Ken Ming Lee

Understanding customer movement within retail spaces is essential for optimizing store layouts. Real-world trajectory data can provide highly accurate insights, but collecting it is costly and often infeasible for many retailers. Heuristics such as Travelling Salesman Problem (TSP) and Probabilistic Nearest Neighbours (PNN) are commonly used as inexpensive approximations, but actual customer trajectories deviate by an average of 28% from shortest paths, highlighting a tradeoff between accuracy and practicality. We propose an agent-based modelling framework that casts customer trajectory prediction as a maximum entropy reinforcement learning (RL) problem, balancing reward maximization with stochasticity to better reflect customers with bounded rationality. Using real-world trajectory data from a convenience store, we show that RL-generated trajectories align more closely with customer behaviour than TSP and PNN, providing more accurate estimates of impulse purchase rates and shelf traffic densities. Furthermore, only RL-based predictions yield repositioning decisions for impulse products that align with those derived from actual trajectory data, resulting in comparable estimated profit gains. Our work demonstrates that RL provides a practical, behaviourally grounded alternative that bridges the gap between oversimplified heuristics and data-intensive approaches, making accurate layout optimization more accessible. To encourage further research, the source code is available on GitHub.

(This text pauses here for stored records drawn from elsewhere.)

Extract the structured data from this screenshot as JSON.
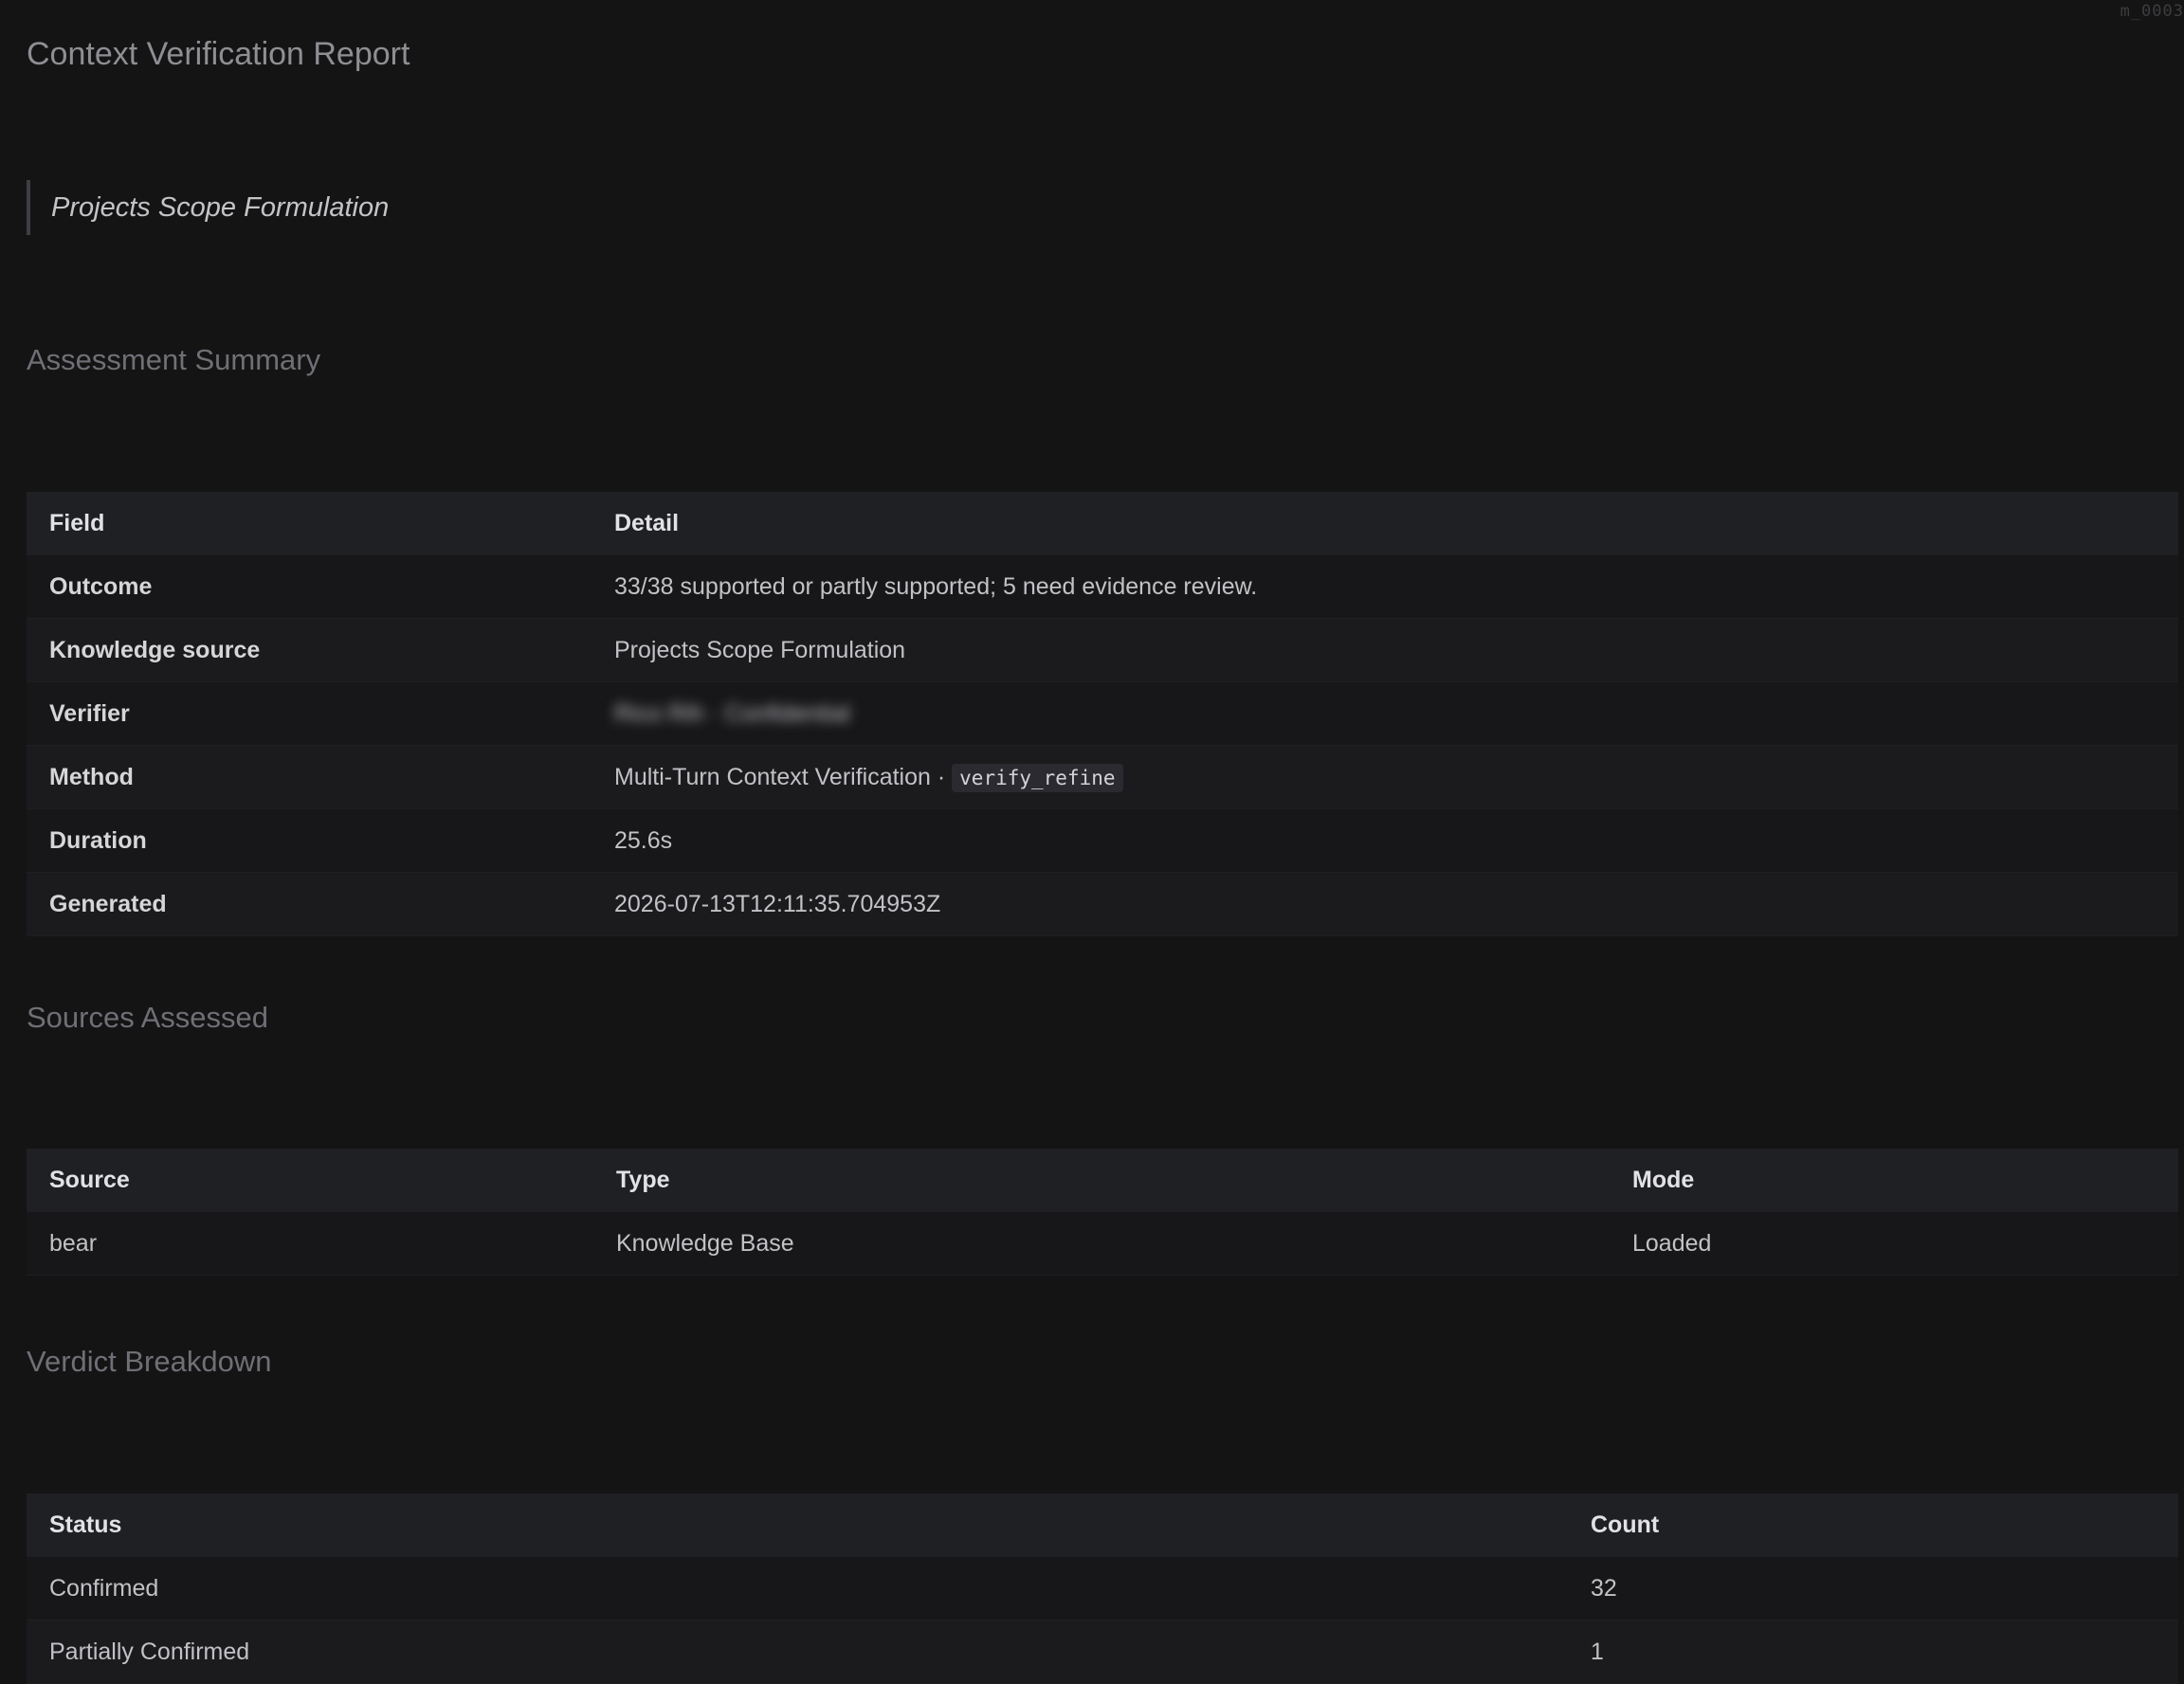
{
  "corner_tag": "m_0003",
  "report": {
    "title": "Context Verification Report",
    "subtitle": "Projects Scope Formulation"
  },
  "assessment_summary": {
    "heading": "Assessment Summary",
    "columns": [
      "Field",
      "Detail"
    ],
    "rows": [
      {
        "field": "Outcome",
        "detail": "33/38 supported or partly supported; 5 need evidence review."
      },
      {
        "field": "Knowledge source",
        "detail": "Projects Scope Formulation"
      },
      {
        "field": "Verifier",
        "detail": "Rico Rih · Confidential"
      },
      {
        "field": "Method",
        "detail": "Multi-Turn Context Verification ·",
        "code": "verify_refine"
      },
      {
        "field": "Duration",
        "detail": "25.6s"
      },
      {
        "field": "Generated",
        "detail": "2026-07-13T12:11:35.704953Z"
      }
    ]
  },
  "sources_assessed": {
    "heading": "Sources Assessed",
    "columns": [
      "Source",
      "Type",
      "Mode"
    ],
    "rows": [
      {
        "source": "bear",
        "type": "Knowledge Base",
        "mode": "Loaded"
      }
    ]
  },
  "verdict_breakdown": {
    "heading": "Verdict Breakdown",
    "columns": [
      "Status",
      "Count"
    ],
    "rows": [
      {
        "status": "Confirmed",
        "count": "32"
      },
      {
        "status": "Partially Confirmed",
        "count": "1"
      }
    ]
  }
}
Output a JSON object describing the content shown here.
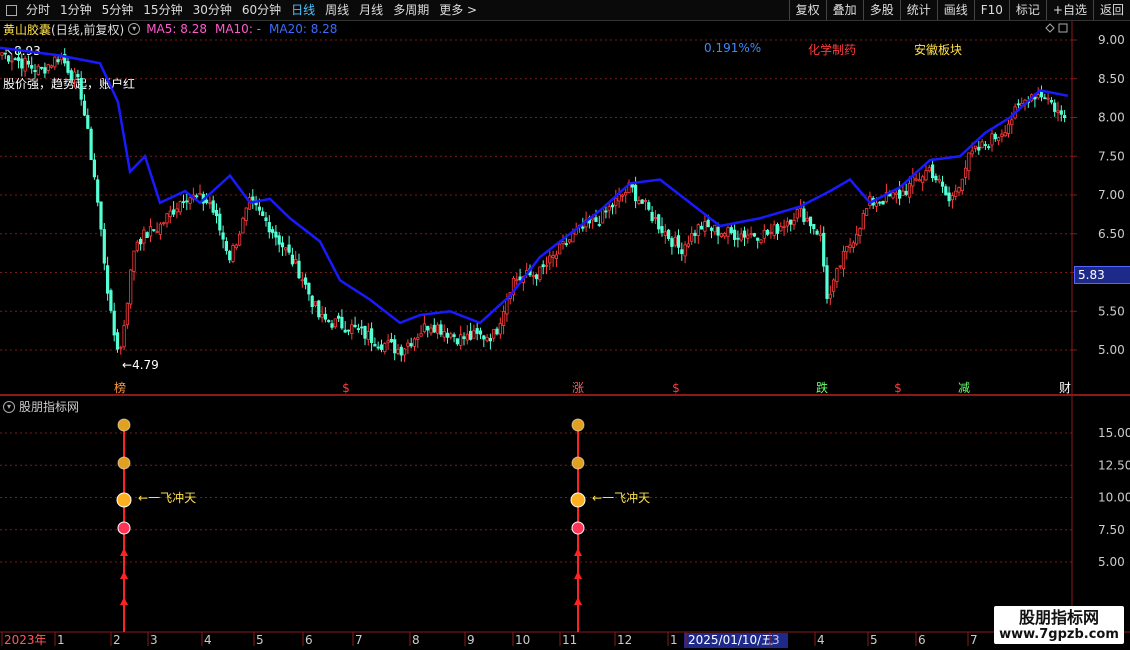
{
  "toolbar": {
    "periods": [
      "分时",
      "1分钟",
      "5分钟",
      "15分钟",
      "30分钟",
      "60分钟",
      "日线",
      "周线",
      "月线",
      "多周期",
      "更多"
    ],
    "active_index": 6,
    "more_arrow": ">",
    "right_buttons": [
      "复权",
      "叠加",
      "多股",
      "统计",
      "画线",
      "F10",
      "标记",
      "+自选",
      "返回"
    ]
  },
  "stock": {
    "name": "黄山胶囊",
    "mode": "(日线,前复权)",
    "ma5": "MA5: 8.28",
    "ma10": "MA10: -",
    "ma20": "MA20: 8.28"
  },
  "annotations": {
    "high_label": "8.93",
    "low_label": "4.79",
    "slogan": "股价强，趋势起，账户红",
    "pct": "0.191%%",
    "sector1": "化学制药",
    "sector2": "安徽板块",
    "last_price": "5.83"
  },
  "markers": [
    {
      "label": "榜",
      "color": "#ff9a3a"
    },
    {
      "label": "$",
      "color": "#ff3a3a"
    },
    {
      "label": "涨",
      "color": "#ff5a5a"
    },
    {
      "label": "$",
      "color": "#ff3a3a"
    },
    {
      "label": "跌",
      "color": "#6cff6c"
    },
    {
      "label": "$",
      "color": "#ff3a3a"
    },
    {
      "label": "减",
      "color": "#6cff6c"
    },
    {
      "label": "财",
      "color": "#ffffff"
    }
  ],
  "indicator": {
    "title": "股朋指标网",
    "signal_label": "一飞冲天"
  },
  "axes": {
    "price_ticks": [
      "9.00",
      "8.50",
      "8.00",
      "7.50",
      "7.00",
      "6.50",
      "6.00",
      "5.50",
      "5.00"
    ],
    "ind_ticks": [
      "15.00",
      "12.50",
      "10.00",
      "7.50",
      "5.00"
    ]
  },
  "timeline": {
    "labels": [
      "2023年",
      "1",
      "2",
      "3",
      "4",
      "5",
      "6",
      "7",
      "8",
      "9",
      "10",
      "11",
      "12",
      "1",
      "2025/01/10/五",
      "3",
      "4",
      "5",
      "6",
      "7"
    ]
  },
  "watermark": {
    "line1": "股朋指标网",
    "line2": "www.7gpzb.com"
  },
  "colors": {
    "up": "#ff3b3b",
    "down": "#54ffd6",
    "ma": "#1a1aff",
    "grid": "#7a1a1a"
  }
}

To keep the paper focused on its core contributions, store representations were deliberately simplified, and trajectory comparisons are presented as static heatmaps. While informative, customer interaction with a store is fundamentally a human experience. To fully understand hotspots in heatmaps and the gaps between actual human trajectories and those predicted by algorithms, one needs to visualize the heatmaps and paths firsthand.